Please be notice that our problem has nothing to deal with “timeout” settings, which are properly adjusted to our need, on both configuration sides (nagios sserver and nsclientpp ini file).

Question are :

  • Can anyone confirm that NSClientpp behaviour is not allowing such concurent call ?
  • Does anyone can suggest a solution ?

We have read that using NSClientpp should be deprecated, and NC_net is supposed to be better. Beside of that we haven’t found so much documentation about feature of that client, and we are not able to find out if this client will handle concurent calls properly. Since we have “some” windows servers monitored by Nagios, we don’t want to deploy NC_net and replace NSClientpp before being sure of the reliability of it… So if anyone have info regarding this, he/she would be welcome :slight_smile:

Thanks in advance for any of your updates !

Valentin


#2

have you tried installing two NSCLient daemons on different ports?


#3

NSClient++ should not have any trouble with concurrent calls.
It is multithreaded and each socket request will be handled as a separate thread (this depends a bit on version of course).
Some plugins are not however so running multiple calls to them at the same time will cause the other thread to wait until completion of the first. But as I understand it you are using the proxy NRPEClient feature?

Now something to understand is that NSClient++ was not designed to service many requests simultaneously so the socket handling is a bit naive in that matter. Mainly the problem is that each request spawns a thread and the cleanup cycle (closing resources after a request) is single threaded this is something which will be fixed in the 0.4.x branch. But this means if you have a NSClient++ servicing hundreds of request you will most likely have some issues. But not really for two…

// Michael Medin


#4

[quote=“mickem”]NSClient++ should not have any trouble with concurrent calls.
It is multithreaded and each socket request will be handled as a separate thread (this depends a bit on version of course).
[/quote]

Well, seems to have troubles in fact :wink:

Well, we are using ExternalScript feature of NRPE client. Is that have something to deall with proxy ?

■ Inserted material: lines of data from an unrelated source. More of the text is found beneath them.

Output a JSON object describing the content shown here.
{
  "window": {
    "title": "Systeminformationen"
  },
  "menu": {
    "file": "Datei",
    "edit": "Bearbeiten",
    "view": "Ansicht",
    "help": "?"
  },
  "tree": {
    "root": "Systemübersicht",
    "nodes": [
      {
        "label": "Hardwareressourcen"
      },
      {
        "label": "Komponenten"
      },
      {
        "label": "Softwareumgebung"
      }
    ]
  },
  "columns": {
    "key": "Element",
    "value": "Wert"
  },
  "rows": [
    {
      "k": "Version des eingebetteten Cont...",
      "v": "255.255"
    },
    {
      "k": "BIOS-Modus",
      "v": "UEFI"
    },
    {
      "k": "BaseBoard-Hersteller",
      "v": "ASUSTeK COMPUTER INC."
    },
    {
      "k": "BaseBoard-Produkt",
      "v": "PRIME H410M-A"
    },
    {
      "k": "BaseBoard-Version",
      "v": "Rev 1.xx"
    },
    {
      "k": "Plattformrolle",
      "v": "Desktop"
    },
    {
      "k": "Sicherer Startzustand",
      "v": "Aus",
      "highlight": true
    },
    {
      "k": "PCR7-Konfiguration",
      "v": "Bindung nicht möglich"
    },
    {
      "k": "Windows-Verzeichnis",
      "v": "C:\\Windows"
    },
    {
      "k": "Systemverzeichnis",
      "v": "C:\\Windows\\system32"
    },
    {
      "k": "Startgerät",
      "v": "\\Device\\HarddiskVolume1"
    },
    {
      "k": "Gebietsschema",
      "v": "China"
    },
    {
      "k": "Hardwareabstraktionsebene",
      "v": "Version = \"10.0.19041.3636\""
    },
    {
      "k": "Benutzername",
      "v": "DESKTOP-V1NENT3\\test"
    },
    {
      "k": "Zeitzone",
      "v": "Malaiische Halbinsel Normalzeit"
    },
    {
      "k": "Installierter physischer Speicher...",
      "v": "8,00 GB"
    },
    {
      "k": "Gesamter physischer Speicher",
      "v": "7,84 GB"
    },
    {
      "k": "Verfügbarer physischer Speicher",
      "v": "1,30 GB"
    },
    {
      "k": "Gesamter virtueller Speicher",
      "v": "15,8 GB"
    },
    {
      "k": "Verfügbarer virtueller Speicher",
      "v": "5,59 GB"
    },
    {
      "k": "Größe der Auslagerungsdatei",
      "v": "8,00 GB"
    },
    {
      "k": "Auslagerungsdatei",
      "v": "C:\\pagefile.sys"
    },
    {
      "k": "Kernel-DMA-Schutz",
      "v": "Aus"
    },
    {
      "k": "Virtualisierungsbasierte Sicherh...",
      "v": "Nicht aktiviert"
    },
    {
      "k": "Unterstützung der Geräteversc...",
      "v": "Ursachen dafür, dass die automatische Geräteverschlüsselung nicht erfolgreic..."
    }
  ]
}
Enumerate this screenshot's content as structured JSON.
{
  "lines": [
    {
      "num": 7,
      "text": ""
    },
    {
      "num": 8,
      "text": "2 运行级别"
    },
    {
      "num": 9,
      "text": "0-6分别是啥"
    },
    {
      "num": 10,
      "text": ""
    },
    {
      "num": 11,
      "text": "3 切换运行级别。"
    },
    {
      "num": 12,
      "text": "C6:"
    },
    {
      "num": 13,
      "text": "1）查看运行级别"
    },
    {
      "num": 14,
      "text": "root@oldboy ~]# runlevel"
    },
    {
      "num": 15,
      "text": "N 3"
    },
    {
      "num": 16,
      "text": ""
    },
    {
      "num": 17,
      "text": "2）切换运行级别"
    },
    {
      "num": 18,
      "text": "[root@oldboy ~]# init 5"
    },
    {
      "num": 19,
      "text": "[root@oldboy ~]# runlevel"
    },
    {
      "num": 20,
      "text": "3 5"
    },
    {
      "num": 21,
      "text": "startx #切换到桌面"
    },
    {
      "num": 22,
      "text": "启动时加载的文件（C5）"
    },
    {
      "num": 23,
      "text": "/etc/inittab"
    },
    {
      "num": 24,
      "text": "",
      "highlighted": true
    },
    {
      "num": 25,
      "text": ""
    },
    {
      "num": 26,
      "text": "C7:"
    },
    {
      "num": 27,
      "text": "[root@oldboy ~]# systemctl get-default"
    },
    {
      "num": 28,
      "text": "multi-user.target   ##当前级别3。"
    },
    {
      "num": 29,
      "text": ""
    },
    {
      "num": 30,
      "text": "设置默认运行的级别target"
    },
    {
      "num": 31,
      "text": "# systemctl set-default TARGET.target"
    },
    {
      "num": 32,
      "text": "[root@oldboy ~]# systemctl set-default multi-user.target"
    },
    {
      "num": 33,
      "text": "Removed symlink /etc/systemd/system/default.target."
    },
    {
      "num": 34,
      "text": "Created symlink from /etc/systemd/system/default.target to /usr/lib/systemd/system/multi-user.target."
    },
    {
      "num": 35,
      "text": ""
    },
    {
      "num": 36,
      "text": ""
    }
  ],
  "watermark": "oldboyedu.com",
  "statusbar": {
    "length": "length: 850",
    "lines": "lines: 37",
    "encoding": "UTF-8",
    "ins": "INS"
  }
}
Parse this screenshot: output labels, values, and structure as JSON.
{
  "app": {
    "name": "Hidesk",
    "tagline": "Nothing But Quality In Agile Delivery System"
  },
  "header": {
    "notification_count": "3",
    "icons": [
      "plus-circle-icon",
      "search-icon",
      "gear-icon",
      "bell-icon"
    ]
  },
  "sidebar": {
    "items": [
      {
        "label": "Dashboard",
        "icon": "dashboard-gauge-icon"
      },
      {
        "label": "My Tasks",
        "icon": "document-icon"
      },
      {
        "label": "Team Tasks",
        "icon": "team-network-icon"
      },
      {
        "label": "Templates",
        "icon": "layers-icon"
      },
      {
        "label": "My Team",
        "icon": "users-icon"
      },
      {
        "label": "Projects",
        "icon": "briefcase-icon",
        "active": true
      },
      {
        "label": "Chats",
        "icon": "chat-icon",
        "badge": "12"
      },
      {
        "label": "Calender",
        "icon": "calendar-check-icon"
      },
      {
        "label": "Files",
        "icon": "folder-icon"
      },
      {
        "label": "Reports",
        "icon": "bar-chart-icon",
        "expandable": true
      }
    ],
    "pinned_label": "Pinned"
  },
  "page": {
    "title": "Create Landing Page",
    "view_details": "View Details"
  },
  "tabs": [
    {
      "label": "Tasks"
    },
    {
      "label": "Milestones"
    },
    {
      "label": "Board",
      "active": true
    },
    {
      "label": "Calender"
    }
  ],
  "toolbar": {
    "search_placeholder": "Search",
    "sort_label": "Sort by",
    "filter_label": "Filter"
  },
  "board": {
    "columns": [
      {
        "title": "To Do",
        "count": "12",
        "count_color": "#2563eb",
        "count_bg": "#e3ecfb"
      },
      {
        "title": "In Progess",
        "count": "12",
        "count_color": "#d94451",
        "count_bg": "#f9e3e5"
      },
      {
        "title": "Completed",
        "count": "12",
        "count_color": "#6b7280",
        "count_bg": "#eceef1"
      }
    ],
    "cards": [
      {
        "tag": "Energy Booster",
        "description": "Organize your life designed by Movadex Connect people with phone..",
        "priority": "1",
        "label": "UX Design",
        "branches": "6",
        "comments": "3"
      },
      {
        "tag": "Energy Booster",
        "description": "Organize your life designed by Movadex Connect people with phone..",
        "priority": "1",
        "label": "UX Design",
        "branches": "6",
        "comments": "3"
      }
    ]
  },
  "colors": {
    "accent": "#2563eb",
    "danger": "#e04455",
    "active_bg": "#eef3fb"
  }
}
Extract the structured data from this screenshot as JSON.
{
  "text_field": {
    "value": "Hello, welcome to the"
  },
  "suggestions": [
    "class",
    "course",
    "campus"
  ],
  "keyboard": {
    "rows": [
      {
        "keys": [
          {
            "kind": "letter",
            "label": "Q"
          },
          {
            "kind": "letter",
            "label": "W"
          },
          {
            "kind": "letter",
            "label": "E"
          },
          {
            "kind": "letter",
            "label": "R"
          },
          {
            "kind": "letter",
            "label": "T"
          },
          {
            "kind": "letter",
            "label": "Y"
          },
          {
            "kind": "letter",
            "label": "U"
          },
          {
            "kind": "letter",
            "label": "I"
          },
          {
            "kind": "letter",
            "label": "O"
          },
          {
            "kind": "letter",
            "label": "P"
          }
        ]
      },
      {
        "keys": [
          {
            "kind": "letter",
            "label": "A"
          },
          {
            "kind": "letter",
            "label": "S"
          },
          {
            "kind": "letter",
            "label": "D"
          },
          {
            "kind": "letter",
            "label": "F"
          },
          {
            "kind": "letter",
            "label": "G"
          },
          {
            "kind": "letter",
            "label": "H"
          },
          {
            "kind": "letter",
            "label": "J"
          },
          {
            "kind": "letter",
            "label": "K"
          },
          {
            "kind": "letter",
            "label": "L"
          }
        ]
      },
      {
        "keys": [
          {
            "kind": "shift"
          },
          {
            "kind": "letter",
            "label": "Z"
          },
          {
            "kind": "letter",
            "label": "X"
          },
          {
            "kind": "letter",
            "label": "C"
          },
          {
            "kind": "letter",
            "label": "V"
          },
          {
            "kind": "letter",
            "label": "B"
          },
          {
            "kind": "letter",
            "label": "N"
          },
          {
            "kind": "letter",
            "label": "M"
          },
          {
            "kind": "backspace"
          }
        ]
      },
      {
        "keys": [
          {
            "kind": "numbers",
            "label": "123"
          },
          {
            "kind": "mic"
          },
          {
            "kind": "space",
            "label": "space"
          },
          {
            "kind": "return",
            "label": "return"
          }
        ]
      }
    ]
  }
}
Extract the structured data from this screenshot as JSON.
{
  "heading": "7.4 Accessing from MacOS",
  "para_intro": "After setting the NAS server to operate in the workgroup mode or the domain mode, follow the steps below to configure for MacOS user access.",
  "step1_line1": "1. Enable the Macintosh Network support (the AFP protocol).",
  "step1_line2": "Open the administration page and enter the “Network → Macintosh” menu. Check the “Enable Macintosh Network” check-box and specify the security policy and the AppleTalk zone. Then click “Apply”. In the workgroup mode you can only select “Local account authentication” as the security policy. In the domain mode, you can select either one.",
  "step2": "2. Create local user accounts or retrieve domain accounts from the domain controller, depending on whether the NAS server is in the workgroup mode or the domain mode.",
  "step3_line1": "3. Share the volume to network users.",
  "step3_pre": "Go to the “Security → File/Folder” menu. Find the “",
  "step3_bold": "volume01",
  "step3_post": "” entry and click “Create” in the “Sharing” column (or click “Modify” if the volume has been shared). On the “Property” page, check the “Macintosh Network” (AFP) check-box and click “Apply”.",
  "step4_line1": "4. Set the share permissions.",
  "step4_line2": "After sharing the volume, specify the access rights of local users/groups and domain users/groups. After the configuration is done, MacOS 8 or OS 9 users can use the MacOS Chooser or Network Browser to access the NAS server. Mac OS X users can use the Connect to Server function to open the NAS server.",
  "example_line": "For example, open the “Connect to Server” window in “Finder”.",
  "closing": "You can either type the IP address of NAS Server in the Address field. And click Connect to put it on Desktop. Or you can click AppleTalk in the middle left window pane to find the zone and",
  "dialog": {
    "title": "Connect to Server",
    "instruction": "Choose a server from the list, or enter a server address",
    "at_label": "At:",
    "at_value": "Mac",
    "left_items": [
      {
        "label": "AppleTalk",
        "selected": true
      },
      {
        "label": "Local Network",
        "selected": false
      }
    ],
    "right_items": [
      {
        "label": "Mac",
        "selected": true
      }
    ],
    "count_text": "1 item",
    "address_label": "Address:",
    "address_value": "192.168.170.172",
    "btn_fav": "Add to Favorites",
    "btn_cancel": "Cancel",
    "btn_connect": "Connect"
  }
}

And maybe ExternalScripts feature is one of the one which have such problem… Do you know anything about this ?

[quote=“mickem”]
Now something to understand is that NSClient++ was not designed to service many requests simultaneously so the socket handling is a bit naive in that matter. Mainly the problem is that each request spawns a thread and the cleanup cycle (closing resources after a request) is single threaded this is something which will be fixed in the 0.4.x branch. But this means if you have a NSClient++ servicing hundreds of request you will most likely have some issues. But not really for two…
// Michael Medin[/quote]

Here the problem appears when one “check” is running (since some hours), and another one (regular one) is comming from nagios. So, actually, only two …

To luca : Thanks for your update, but having two instance running on servers is not something acceptable for us.


#5

No, it is more commands like CheckCpu and CheckMem which utilizes a common shared resources which is protected by a mutex.
CheckExternalScripts should not hang other commands.

To be honest I have never actually had commands run for hours that was never really a design goal.
Since there is a timeout which is default around 30/60 seconds or there about so I would think that the command would terminate after that timeout period. Have you changed the timeout? If so to what?

I guess this is something I would have to try myself…

Have you tried running the sample check which “hangs” for 60 seconds and seen if it responds to other checks what that is running?

// Michael Medin